Setting the Scene
In this case, the patient had been suffering from mild lower back pain radiating down the back of the legs for many years. After time the pain escalated, and they were referred to a spinal surgeon by their GP.
At the consultation, the patient consented to undergo spinal fusion surgery which occurred approximately 6 months later. Unfortunately, the patient had a poor post-operative recovery and complained of severe headaches, nausea, photophobia and exacerbated back pain. Two years later, the patient consulted another spinal surgeon who queried whether this surgery had been the only option at the time of the previous consultation.
Main Learning Points
To prove or disprove the allegations made, the details of the documentation become crucial, especially some years after the incident. In this case, the patient interpreted the advice given orally in a distinctly different way from the surgeon. Without sufficient or legible detail in the written notes (clinical letter and consent form), it is difficult to prove what was discussed.
- Following the consultation, the clinic letter sent to patients gives ample opportunity to clarify recommendations for treatment and to highlight potential drawbacks or side effects of post-operative rehabilitation. It should accurately reflect what was discussed orally so there is no misunderstanding at a later date. Statements should be clear and comprehensible as those which are vague in tone, such as ‘relief of symptoms’, can leave clinicians vulnerable to litigation.
Reducing the Risk of Litigation
In light of the Montgomery case, by not keeping detailed, legibly written documentation clearly indicating what had been said at the consultation, the surgeon put themself at increased risk of litigation, and was in a difficult situation to prove otherwise. TMLEP highlights the following:
That written documentation in the Clinic Letter and/or Claim Form accurately reflects the oral discussion that takes place at the consultation. This should be clear and legible, even if handwritten. It should also be documented that a patient’s medical records and any scans or x-rays have been viewed and considered in the approach the surgeon takes.
That the percentage risks of side effects or poor outcome is clearly understood by the patient prior to giving consent. In this case, it was documented that the patient suffered from fibromyalgia, fatigue and mood swings. (Fibromyalgia is a disorder characterised by widespread musculoskeletal pain accompanied by fatigue, sleep, memory and mood issues. Researchers believe that fibromyalgia amplifies painful sensations by affecting the way your brain processes pain signals.) Surgery is not considered the optimum method as a solution for fibromyalgia, as there is a high risk of poor surgical outcome, however, this was not discussed with the patient and the risks of worsening pain and other potential problems post-operatively were not fully explained to the patient before they signed consent.

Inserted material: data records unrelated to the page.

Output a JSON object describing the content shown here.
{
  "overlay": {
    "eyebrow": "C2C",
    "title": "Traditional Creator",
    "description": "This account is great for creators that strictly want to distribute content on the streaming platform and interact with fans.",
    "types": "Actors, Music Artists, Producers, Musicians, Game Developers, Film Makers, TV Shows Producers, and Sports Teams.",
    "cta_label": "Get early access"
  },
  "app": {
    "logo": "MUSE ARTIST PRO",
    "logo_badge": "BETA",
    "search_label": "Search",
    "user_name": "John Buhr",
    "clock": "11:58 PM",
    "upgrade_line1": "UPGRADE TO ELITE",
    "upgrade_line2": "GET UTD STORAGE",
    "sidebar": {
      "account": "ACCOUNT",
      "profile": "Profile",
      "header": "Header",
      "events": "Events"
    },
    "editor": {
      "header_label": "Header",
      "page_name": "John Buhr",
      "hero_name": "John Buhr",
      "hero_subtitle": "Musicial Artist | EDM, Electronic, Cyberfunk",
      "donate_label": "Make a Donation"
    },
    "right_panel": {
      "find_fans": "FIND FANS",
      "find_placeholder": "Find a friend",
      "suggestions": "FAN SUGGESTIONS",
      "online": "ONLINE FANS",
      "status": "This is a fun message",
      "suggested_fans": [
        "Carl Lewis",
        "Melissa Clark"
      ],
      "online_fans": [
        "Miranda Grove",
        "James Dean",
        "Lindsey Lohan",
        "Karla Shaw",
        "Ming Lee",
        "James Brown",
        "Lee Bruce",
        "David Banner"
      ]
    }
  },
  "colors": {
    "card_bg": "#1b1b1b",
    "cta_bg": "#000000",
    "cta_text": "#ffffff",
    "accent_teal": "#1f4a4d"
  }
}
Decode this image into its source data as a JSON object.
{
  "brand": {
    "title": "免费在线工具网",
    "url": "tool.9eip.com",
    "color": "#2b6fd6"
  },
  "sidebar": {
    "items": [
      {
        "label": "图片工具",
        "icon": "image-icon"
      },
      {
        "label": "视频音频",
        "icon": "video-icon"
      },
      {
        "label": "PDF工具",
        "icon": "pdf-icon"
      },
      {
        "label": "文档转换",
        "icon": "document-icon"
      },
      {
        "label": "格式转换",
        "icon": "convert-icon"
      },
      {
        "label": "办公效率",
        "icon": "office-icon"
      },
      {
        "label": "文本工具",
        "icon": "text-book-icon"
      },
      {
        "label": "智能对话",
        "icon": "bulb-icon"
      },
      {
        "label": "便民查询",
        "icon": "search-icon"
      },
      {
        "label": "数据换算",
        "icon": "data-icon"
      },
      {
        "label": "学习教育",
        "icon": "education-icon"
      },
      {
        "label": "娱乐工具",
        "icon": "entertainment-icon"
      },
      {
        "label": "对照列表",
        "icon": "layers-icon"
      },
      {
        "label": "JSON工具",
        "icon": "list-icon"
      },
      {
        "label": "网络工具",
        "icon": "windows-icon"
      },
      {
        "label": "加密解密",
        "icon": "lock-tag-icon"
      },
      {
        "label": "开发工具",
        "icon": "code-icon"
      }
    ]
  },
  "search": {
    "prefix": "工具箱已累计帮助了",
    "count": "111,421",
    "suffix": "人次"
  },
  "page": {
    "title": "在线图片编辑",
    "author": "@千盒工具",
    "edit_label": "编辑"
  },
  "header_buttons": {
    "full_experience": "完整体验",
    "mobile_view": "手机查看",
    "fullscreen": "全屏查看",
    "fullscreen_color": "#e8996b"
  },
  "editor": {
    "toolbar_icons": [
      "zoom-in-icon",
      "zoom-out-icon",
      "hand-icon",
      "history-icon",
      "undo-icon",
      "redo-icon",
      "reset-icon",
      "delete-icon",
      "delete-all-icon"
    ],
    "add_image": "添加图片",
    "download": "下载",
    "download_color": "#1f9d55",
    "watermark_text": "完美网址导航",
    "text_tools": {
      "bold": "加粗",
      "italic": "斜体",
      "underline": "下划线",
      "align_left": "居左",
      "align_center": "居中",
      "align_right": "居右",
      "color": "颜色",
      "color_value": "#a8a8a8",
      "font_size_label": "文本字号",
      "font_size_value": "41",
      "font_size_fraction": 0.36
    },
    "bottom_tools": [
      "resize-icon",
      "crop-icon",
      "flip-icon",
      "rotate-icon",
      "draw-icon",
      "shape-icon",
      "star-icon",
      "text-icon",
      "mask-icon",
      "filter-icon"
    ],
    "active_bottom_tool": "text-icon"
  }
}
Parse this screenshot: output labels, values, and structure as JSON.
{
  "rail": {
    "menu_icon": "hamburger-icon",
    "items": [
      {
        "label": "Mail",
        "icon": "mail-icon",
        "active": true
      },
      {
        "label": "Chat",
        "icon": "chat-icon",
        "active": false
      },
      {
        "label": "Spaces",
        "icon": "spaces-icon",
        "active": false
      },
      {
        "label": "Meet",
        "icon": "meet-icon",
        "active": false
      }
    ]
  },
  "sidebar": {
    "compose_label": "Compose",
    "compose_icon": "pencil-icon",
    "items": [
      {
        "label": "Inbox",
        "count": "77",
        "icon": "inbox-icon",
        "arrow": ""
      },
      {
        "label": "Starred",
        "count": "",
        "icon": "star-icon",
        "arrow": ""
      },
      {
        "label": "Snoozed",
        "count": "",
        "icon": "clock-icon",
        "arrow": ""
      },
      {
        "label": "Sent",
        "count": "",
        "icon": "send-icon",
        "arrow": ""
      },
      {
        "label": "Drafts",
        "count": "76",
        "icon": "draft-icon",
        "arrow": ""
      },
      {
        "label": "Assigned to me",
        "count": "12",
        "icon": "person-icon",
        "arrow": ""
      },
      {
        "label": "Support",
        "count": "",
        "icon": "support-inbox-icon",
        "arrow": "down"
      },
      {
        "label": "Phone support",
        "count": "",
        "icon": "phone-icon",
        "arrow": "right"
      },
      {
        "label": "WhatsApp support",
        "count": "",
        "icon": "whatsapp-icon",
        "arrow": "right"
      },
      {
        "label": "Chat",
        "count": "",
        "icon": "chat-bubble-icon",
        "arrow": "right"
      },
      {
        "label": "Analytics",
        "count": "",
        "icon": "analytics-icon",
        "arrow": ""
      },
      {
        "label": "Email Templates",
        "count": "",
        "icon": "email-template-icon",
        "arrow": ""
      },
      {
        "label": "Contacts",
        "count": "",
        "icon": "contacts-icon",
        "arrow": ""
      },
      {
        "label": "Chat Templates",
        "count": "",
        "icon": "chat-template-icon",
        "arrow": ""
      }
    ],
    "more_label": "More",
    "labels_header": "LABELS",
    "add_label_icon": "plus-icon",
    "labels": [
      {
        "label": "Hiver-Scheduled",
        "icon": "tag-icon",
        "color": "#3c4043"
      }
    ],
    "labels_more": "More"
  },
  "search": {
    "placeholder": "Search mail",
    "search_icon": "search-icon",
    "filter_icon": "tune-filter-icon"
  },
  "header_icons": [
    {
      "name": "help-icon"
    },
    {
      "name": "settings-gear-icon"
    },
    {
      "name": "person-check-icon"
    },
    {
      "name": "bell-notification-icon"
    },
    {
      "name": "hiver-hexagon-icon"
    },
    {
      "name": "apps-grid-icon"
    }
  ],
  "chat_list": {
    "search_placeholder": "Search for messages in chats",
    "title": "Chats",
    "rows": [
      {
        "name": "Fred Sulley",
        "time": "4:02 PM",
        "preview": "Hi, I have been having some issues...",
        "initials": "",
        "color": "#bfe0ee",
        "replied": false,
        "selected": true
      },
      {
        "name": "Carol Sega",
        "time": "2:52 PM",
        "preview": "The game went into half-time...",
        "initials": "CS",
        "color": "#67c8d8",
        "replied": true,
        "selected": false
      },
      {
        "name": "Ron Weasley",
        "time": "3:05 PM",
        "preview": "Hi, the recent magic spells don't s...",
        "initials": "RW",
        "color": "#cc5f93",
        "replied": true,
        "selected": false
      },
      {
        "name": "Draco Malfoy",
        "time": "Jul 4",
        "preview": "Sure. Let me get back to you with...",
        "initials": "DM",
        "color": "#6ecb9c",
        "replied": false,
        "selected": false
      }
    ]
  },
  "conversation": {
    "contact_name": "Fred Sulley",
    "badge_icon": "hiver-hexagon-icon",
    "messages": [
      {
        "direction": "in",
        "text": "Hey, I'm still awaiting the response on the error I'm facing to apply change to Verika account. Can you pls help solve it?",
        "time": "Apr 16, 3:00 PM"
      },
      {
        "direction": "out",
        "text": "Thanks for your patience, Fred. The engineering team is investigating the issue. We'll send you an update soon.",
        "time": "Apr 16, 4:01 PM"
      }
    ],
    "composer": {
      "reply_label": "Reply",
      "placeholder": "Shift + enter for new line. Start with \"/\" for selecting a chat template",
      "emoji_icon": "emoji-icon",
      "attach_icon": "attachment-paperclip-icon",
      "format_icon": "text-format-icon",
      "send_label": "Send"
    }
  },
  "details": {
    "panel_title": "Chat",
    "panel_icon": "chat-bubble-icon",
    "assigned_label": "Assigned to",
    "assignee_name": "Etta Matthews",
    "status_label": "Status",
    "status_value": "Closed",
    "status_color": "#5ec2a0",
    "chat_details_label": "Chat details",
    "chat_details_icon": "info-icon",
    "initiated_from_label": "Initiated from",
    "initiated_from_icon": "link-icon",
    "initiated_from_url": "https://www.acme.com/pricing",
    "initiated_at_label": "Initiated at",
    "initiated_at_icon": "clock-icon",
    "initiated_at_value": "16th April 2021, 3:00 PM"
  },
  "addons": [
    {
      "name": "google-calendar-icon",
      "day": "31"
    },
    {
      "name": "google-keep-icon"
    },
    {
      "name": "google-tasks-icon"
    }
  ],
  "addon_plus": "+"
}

Alternative solutions, if available, are understood by the patient. In this case, at the initial consultation the patient should have been informed of any alternative to spinal fusion surgery, such as steroid injections in conjunction with physiotherapy to alleviate the crippling back pain.
- Patients should be provided with additional information about the intended procedure including printed documentation and other online resources. For example, when listing someone for surgery, it is recommended they are given an information booklet as well as the corresponding information from the British Association of Spinal Surgeons (BASS). Additionally, all patients should be seen in a consent clinic 2-3 weeks prior to their surgery in order to answer any further questions they may have and complete the required consent forms.
In order to reduce the risk of litigation at a later date, it is imperative that informed consent means exactly that. A patient needs to be informed of the pros and cons of undertaking surgery, any alternative procedures possible and the percentage risks of poor post-operative outcome in order to make a proper informed decision. The more complicated the surgery, the more detailed the explanation needs to be.
Clinicians need to be aware that if they do not have clear, accurate written documentation, sighted by the patient, they can be open to litigation, as it becomes a battle of interpretation. In this case, the patient had alleged that the surgeon had said that spinal fusion surgery was urgent and the only recourse available. However, the surgery did not take place for 6 months and it was only this fact that cast some doubt on the claimant’s version. Urgent surgery would have been planned much sooner. This time lapse also gave the patient ample time to reconsider their options and does not substantiate the allegation that the surgeon had hurried them to make a decision.
Some of the written evidence in this case was handwritten (Consent Form) and was illegible in parts which weakened the surgeon’s position in this case.